With such low-quality intakes, the sad fact is that there is no amount of training that can make most soldiers fully comprehend the proper role of the military in the context of a democracy.Just as no amount of renovations can strengthen the structural integrity of a building that has a poor foundation, it would simply amount to wasting resources to try to improve the cognitive capacity of poor-quality recruits. Our army has largely and remains an institution that individuals go to when their efforts to enter other professions fail.
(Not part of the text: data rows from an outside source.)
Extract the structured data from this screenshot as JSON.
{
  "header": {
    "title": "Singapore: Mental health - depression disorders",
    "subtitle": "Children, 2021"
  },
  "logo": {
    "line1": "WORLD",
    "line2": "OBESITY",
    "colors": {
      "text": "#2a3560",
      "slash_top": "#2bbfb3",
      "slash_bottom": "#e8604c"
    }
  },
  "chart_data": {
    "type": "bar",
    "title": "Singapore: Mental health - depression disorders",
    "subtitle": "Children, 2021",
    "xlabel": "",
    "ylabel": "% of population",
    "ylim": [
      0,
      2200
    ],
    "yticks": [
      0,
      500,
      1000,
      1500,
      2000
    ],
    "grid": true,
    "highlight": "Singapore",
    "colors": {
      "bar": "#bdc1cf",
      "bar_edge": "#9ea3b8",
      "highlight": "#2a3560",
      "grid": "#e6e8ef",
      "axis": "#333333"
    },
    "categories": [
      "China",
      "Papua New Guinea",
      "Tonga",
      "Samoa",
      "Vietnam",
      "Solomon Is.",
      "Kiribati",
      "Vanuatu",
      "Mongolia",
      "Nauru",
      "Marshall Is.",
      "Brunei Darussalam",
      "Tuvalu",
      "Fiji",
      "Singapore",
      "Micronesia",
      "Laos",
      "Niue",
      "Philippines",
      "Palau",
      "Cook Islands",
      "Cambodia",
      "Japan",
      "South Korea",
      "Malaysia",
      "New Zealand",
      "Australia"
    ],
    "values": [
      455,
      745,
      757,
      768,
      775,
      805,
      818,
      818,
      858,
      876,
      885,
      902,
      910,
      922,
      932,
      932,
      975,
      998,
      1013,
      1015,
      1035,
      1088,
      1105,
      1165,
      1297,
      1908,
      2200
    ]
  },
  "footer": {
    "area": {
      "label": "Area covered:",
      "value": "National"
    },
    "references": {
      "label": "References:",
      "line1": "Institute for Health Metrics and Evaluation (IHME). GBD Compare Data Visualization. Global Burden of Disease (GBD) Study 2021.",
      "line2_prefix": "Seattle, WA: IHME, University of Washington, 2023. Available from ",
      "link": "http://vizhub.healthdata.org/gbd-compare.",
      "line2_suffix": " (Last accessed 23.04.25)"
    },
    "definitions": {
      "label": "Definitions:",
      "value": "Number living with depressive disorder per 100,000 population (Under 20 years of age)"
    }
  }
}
The other reason why no amount of training would solve this problem has to do with incentive alignment. Even if we are to have high-quality recruits in the national army who can easily be made knowledgeable about the proper role of the military, there would be no mechanism to prevent them from overthrowing a government if they perceive the benefits to be worth the risk. With sufficient benefits, any future coup plotter could use whatever justification appears convenient. For instance, according to Sanna Sabally and other officers that testified before the TRRC, one of the key precipitating events for the 22 July coup d’état was the arrival of the Nigerian military contingent. Whether that was true or not is beside the point. If the Nigerian contingent hadn’t arrived, the coup plotters would have likely found some other justification.
Despite all these dangers, are there still reasons to have a military in The Gambia that can justify these risks? To answer that question requires looking at the primary responsibility of a military, which is to defend the territorial integrity of The Gambia. In other words, are there threats possible to our territorial integrity that justify the cost of maintaining an army.
Let’s see. The Gambia is surrounded on almost all sides by Senegal. This means that any risks to our border must come through Senegal. We have the option of maintaining good relations with this neighbor, which as it turns out is beneficial not only for security but for economic reasons as well. As a small country, greater economic integration with our neighbors is to our benefit. It would also make no sense for The Gambia to have a military that tries to protect us from a hypothetical aggression from Senegal. The difference in powers between the two countries is so great that the required military investments would literally bankrupt the Gambian state.Needless to say, such a course of action would amount to monumental foolishness.We should take our unique geography as a blessing and use it to our benefit.
The appropriate conclusion we should draw here is obvious. The dangers and the financial costs of having a military in The Gambia far outweighs its benefits of which there are hardly any. We currently spend more than D700 million annually on the military – money that could be better spent on other sectors such as education, internal security or infrastructure.
Ousman Gajigo is an economist. He has held positions with the African Development Bank, the UN, the World Bank and Columbia University. He holds a PhD in development economics. He is currently an international consultant and also runs a farm in The Gambia.